Companies that functioned primarily as natural gas producers have looked elsewhere for profits as the price of natural gas sticks around $4/thousand cubic feet. The development of tight shale plays, which yield very high production rates very quickly, has contributed to the low natural gas prices and the search for opportunities outside natural gas.
Some big players in natural gas, like Chesapeake Energy (CHK), Anadarko Petroleum (APC), and Devon Energy (DVN), have increased their focus on the Eagle Ford play in south Texas. Other smaller players like Carrizo Oil and Gas (CRZO), Cabot Oil and Gas (COG), and Saint Mary’s Land & Exploration (SM) have recently bought stakes in Eagle Ford as well.
One of the larger players, Petrohawk Energy (HK) announced today that it was reducing its investment in the Haynesville and Bossier shales in northern Louisiana, and putting more capital expenditures into its Eagle Ford acreage. The company also announced a new 50-50 joint venture with Kinder Morgan Energy Partners (KMP) that will result in the creation of a new entity, KinderHawk Field Services LLC, to own and operate the gas gathering and treating business owned by Petrohawk. Kinder Morgan is paying Petrohawk $875 million in cash for Kinder Morgan’s part of the venture. The transaction is expected to close by end of May 2010.
The joint venture’s assets include 173 miles of pipeline in service, and the mileage is expected to double to about 375 miles by the end of 2010. The system’s projected throughput is 800 million cubic feet/day. The amine treating plants that are part of Petrohawk’s system are also included in the deal and are expected to have a capacity of 2,635 gallons/minute by the end of this year. Ultimately the joint venture expects daily throughput of about 2 billion cubic feet/day of fee-based transportation.
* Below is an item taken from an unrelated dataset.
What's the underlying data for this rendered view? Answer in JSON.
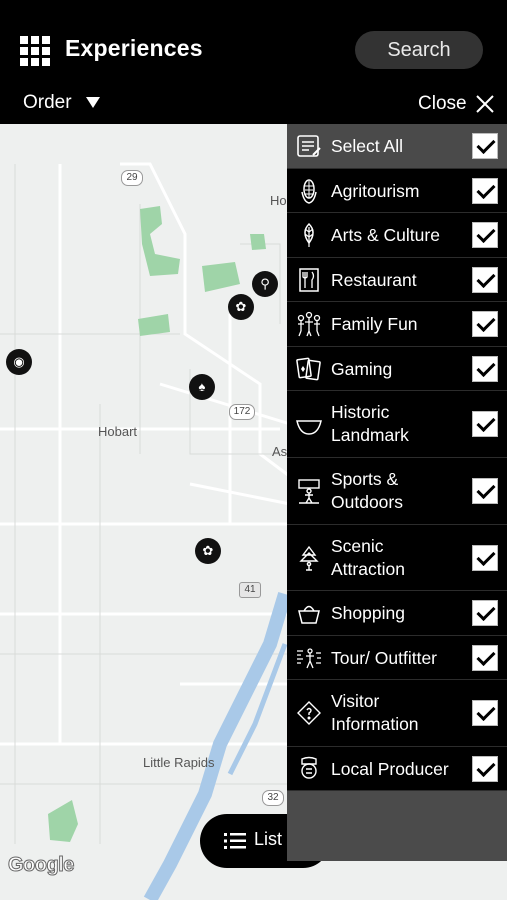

Petrohawk said that it plans to cut its rig count 20% to 14 in the Haynesville shale, slash its 2010 capital expenditures by $100 million, and reallocate $175 million of its capex budget of $1.35 billion to the Eagle Ford play. Petrohawk plans to spend $850 million in the Haynesville shale this year, almost exactly the price Kinder Morgan agreed to pay for its share of the joint venture. Just coincidence?
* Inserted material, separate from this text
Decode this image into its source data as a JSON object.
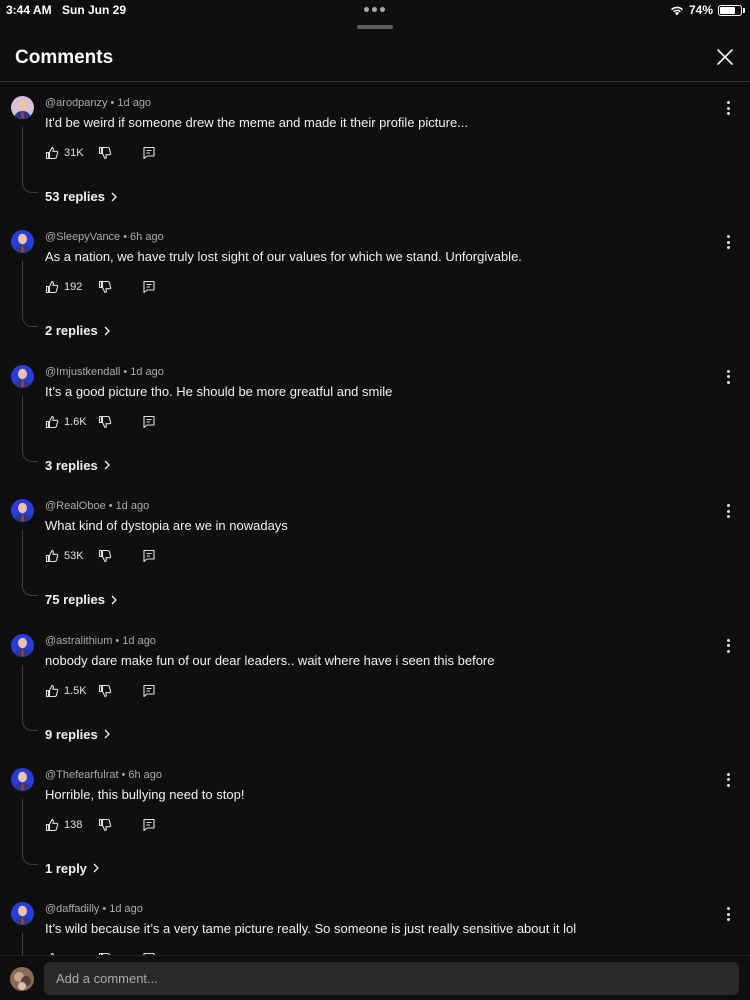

Not hardly. The reduction in Petrohawk production out of Haynesville will be more than made up for by other players in the field. The joint venture plans to offer firm transportation services to third-party shippers, and it’s a lead-pipe cinch that the transportation charges will end up higher than the price Petrohawk was charging itself.
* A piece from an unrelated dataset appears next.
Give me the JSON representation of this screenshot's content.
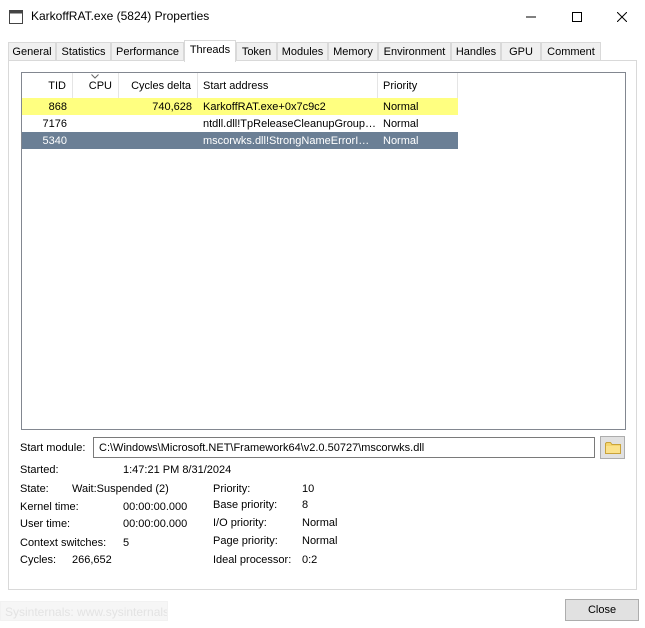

Kinder Morgan does not expect the joint venture to affect its planned 2010 distribution either positively or negatively. The company does expect to generate cash available to unitholders from the joint venture in 2011.
As noted, Petrohawk is primarily going after oil, not natural gas, at its Eagle Ford acreage. The company estimates that it holds 340 million barrels of risked resource potential in the Eagle Ford play. And that includes a conservative risk factor of 80% in the estimated ultimate recovery of oil and gas from the company’s acreage. None of Petrohawk’s other leases include oil or condensate, so it the company wants to juice up its profits, Eagle Ford is the place to do it.